Unaire operator in C++

Unaire Operator In C



In C++ is een unaire operator een operator die slechts op één enkele operand werkt. Unaire operatoren spelen een cruciale rol in C++ door de manipulatie mogelijk te maken van de waarde die is gekoppeld aan een enkelvoudige variabele of expressie. Deze veelzijdige operatoren kunnen in verschillende contexten worden gebruikt, zoals het verhogen of verlagen van een variabele, het veranderen van het teken van een numerieke waarde of het uitvoeren van een logische negatie. Dit artikel onderzoekt de unaire operatoren in C++ door hun typen en toepassingen te behandelen en meerdere voorbeelden te geven voor een beter begrip.

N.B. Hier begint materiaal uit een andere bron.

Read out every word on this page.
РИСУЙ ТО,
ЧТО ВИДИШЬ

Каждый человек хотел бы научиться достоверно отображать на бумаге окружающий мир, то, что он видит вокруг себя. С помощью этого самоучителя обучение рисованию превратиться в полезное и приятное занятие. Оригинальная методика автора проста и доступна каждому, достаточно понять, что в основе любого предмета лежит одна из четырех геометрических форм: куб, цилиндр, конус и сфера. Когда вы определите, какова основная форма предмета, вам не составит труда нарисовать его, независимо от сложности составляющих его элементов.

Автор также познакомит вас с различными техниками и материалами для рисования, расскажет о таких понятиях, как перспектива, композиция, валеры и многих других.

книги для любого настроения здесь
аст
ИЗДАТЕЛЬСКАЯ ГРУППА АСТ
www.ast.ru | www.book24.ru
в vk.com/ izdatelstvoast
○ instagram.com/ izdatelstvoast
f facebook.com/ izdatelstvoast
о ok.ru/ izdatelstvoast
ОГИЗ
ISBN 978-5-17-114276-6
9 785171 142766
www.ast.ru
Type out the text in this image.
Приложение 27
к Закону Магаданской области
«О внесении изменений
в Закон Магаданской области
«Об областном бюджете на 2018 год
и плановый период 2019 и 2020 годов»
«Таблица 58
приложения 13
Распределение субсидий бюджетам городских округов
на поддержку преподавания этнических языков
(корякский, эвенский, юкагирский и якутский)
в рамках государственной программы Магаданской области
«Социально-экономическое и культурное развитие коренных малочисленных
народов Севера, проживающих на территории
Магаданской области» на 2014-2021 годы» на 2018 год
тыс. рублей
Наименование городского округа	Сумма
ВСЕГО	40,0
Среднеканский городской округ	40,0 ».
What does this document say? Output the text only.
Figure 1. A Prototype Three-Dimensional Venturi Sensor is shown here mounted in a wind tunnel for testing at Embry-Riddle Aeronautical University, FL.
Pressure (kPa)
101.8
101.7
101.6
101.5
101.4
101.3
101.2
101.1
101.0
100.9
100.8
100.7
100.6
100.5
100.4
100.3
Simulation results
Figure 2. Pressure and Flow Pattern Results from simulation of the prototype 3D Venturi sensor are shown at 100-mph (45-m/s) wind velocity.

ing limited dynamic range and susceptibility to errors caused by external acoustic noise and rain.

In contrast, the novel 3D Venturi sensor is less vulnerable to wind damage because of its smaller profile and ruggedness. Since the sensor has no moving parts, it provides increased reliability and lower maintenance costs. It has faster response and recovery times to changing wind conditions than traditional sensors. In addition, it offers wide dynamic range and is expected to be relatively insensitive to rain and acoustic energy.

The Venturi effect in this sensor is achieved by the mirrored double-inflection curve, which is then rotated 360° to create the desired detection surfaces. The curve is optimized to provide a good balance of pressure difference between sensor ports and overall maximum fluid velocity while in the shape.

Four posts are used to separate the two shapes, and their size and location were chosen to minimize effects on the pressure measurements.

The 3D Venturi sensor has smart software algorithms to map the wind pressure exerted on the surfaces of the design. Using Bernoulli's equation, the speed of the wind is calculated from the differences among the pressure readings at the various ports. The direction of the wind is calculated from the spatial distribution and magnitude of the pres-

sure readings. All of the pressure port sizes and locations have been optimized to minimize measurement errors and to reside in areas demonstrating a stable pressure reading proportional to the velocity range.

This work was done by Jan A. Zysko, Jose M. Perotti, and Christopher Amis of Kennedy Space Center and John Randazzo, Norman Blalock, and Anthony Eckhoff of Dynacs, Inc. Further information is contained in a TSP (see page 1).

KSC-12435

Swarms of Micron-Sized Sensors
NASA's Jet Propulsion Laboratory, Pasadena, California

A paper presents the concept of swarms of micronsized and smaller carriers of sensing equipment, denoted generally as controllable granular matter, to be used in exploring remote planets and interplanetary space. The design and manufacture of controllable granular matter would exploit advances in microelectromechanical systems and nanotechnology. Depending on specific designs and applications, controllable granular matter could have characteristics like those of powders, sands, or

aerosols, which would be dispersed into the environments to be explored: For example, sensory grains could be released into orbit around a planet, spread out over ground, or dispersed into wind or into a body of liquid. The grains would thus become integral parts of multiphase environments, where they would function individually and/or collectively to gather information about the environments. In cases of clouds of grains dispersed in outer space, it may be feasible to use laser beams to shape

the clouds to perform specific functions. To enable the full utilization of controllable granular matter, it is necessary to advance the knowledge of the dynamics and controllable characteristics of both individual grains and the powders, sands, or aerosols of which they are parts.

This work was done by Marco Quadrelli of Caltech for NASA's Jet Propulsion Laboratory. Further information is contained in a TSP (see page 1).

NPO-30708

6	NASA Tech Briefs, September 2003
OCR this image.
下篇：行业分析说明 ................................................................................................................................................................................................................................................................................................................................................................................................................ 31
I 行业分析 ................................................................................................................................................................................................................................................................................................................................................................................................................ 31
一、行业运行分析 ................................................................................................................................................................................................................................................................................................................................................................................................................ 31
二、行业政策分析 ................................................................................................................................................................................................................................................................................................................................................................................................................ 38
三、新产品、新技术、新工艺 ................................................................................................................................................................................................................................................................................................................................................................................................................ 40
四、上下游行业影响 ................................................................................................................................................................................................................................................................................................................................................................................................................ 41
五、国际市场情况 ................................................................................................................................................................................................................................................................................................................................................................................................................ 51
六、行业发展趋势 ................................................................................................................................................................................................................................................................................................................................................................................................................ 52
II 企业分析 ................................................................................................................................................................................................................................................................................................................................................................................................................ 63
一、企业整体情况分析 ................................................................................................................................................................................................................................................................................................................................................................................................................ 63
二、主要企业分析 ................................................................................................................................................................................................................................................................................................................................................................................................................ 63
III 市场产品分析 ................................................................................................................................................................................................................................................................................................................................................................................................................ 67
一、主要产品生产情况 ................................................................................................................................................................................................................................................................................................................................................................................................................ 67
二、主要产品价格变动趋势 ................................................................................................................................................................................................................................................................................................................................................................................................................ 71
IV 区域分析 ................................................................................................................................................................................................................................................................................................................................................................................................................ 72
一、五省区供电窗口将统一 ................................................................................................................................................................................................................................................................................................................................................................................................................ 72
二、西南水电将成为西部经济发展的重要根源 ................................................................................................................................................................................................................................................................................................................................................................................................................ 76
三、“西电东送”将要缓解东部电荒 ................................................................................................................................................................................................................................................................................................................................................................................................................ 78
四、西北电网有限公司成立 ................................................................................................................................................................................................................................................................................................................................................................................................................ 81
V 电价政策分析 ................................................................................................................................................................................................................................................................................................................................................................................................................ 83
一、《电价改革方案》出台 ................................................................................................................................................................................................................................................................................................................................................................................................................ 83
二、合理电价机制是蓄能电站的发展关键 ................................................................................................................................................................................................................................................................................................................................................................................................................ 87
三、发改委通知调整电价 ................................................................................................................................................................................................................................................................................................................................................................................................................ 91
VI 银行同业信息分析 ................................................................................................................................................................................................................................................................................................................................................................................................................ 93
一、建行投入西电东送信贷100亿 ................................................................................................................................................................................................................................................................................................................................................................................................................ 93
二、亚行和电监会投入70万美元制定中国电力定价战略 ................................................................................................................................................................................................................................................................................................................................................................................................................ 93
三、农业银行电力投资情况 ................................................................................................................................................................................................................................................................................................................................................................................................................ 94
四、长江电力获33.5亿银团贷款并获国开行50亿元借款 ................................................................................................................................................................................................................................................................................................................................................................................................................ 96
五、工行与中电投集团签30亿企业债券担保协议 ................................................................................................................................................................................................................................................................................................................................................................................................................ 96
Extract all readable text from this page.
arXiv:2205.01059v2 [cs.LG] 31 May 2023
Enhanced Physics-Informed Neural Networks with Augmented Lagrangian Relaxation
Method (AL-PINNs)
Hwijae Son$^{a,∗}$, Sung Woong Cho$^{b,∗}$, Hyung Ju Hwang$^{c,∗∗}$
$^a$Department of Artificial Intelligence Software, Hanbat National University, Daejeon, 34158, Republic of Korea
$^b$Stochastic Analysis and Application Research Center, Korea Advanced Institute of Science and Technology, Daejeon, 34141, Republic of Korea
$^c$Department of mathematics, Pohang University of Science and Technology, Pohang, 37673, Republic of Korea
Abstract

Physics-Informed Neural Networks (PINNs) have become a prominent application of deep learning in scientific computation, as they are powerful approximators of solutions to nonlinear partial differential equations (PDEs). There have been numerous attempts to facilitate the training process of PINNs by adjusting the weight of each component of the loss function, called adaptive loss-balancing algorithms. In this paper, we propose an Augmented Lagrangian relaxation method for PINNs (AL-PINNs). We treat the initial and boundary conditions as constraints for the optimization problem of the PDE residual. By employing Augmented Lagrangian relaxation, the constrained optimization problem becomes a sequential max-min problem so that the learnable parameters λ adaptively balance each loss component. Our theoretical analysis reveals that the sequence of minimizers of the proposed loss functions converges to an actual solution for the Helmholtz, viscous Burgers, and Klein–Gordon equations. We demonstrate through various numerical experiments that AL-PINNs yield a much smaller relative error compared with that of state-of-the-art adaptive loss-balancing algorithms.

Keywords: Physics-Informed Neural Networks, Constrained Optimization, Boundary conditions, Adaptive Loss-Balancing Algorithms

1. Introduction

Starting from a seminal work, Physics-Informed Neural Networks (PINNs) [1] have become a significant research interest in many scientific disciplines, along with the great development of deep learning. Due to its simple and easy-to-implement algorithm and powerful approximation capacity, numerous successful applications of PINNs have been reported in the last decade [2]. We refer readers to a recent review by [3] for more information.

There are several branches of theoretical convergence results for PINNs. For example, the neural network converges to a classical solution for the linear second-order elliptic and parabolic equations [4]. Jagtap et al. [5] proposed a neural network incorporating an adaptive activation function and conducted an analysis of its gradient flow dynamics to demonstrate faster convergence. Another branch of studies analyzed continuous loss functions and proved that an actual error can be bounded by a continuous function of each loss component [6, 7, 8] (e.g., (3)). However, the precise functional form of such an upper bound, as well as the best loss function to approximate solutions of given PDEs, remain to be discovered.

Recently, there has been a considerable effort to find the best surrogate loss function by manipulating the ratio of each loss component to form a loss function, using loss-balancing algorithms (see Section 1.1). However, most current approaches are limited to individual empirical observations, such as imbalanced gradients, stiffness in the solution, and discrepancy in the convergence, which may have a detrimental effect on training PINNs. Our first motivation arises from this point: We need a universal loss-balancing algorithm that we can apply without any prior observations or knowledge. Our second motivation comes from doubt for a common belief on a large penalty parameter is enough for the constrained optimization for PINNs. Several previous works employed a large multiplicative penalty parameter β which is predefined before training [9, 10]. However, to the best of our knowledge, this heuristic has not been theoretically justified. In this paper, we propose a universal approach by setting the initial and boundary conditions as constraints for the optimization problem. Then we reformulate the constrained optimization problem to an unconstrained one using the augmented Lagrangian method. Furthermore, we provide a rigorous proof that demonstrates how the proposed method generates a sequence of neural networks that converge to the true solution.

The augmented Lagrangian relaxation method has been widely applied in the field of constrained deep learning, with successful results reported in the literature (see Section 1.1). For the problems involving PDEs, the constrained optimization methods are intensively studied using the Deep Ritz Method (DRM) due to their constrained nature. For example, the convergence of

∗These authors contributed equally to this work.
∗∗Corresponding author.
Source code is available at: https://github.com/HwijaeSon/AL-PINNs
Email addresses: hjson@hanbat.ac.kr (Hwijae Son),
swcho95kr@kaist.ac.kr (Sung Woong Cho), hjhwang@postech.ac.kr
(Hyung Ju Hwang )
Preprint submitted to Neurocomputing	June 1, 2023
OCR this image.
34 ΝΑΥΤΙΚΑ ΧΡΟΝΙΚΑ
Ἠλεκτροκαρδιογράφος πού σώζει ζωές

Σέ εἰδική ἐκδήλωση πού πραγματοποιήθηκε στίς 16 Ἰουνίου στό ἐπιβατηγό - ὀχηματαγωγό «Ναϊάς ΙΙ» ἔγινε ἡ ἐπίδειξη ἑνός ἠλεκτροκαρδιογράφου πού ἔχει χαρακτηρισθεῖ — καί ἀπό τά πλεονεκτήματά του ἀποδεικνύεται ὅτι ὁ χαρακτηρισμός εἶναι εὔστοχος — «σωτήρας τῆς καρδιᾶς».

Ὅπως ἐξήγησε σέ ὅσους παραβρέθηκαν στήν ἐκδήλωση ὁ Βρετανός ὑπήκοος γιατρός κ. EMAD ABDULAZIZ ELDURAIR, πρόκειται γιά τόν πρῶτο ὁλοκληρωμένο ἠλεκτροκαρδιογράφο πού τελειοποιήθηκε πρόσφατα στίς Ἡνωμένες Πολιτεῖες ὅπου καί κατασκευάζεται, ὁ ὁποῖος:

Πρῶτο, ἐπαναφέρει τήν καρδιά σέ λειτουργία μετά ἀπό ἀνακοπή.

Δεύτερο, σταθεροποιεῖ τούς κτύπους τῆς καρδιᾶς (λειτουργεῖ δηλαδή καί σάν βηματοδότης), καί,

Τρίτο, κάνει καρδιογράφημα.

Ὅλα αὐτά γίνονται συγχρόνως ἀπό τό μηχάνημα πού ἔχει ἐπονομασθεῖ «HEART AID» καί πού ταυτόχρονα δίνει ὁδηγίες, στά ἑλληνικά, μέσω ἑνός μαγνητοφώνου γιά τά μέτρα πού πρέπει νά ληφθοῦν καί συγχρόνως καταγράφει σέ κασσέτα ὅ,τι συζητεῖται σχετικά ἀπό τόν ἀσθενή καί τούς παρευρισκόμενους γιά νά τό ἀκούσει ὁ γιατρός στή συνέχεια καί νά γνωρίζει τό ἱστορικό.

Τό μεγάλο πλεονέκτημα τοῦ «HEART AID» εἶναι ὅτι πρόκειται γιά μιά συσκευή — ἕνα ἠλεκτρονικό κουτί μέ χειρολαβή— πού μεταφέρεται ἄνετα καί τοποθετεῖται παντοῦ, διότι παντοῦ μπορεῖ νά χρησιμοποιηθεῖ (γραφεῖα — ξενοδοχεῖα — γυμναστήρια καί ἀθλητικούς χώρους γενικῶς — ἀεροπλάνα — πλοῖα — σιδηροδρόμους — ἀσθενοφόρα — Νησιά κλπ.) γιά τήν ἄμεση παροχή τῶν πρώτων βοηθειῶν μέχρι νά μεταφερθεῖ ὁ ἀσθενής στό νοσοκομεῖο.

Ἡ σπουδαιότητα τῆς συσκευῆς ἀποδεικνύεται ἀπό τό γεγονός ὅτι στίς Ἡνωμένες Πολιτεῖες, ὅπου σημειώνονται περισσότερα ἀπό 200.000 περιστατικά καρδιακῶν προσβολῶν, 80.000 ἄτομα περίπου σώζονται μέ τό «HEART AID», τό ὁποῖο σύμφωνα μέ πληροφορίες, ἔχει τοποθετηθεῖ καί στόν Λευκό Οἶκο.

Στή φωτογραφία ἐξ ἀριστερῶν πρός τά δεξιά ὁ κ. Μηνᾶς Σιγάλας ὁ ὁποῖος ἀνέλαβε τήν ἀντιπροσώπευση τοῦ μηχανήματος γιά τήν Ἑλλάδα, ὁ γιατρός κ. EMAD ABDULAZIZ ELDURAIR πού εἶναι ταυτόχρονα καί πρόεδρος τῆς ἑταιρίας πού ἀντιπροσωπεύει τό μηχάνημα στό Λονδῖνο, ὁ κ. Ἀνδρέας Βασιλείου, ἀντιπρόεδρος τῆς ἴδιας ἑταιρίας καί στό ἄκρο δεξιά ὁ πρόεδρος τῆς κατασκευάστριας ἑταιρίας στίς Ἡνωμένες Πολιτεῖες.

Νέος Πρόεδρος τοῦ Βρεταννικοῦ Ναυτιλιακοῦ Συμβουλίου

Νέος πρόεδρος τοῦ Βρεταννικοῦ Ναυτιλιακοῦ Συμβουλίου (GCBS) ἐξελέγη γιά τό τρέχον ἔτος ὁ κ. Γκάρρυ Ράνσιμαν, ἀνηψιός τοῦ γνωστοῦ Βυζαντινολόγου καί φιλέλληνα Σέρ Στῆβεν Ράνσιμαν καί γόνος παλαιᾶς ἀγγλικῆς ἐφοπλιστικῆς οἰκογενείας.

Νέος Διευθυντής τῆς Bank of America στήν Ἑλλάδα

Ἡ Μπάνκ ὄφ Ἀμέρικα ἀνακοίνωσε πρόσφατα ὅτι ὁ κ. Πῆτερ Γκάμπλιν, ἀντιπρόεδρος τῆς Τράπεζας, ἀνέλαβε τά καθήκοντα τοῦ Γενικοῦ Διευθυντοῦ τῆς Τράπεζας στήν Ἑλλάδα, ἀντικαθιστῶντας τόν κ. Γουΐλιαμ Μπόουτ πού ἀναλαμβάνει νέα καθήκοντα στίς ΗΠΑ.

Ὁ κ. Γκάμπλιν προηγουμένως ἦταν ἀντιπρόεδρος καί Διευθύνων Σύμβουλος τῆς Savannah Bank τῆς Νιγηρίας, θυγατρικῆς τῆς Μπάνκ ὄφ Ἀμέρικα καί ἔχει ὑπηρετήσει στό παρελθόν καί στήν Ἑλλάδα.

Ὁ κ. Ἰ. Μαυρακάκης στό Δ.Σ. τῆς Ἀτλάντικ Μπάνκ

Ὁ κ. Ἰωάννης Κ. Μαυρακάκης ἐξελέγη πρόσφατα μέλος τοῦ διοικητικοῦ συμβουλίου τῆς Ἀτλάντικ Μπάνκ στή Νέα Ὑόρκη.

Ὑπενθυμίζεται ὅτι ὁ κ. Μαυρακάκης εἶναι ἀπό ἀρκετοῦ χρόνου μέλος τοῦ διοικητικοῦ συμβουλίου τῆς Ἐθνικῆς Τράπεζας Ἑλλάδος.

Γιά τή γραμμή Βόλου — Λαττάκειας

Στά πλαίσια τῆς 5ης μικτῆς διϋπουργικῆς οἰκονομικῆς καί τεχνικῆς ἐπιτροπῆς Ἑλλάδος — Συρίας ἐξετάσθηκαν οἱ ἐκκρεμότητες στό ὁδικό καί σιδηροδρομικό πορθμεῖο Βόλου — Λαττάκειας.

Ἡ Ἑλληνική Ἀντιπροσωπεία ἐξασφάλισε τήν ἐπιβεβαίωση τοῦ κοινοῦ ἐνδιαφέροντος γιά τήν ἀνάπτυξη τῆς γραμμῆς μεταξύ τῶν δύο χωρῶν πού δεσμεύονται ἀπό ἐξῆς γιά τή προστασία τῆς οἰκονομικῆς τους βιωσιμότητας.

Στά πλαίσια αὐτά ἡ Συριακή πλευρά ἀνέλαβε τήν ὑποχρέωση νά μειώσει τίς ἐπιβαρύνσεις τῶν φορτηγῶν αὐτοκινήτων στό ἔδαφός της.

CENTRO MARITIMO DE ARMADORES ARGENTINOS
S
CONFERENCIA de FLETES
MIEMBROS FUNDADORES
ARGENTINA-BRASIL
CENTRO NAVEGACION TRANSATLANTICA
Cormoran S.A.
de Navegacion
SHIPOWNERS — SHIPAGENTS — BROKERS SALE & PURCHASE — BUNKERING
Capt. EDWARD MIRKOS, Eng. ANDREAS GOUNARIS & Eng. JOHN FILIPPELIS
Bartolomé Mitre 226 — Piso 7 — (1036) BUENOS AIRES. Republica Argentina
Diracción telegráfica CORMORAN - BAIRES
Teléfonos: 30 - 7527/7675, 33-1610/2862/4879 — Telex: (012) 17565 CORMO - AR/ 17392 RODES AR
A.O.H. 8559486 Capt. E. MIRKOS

C++ ondersteunt verschillende unaire operatoren, die elk een uniek doel dienen bij het manipuleren van de variabelen. Laten we beginnen met de operatoren voor verhogen en verlagen die vaak worden gebruikt in lussen en verschillende algoritmen.

Voorbeeld 1: Operatoren voor verhogen (++) en verlagen (–).

De unaire operatoren verhogen (++) en verlagen (–) zijn fundamentele hulpmiddelen in C++ voor het wijzigen van de waarde van een variabele door deze respectievelijk met 1 te verhogen of te verlagen. De operator voor verhogen (++) telt 1 op bij de waarde van de variabele, terwijl de operator voor verlagen (–) 1 aftrekt. Deze operators kunnen worden toegepast op integer-, drijvende-komma- en pointervariabelen, waardoor flexibiliteit in het gebruik ervan wordt geboden.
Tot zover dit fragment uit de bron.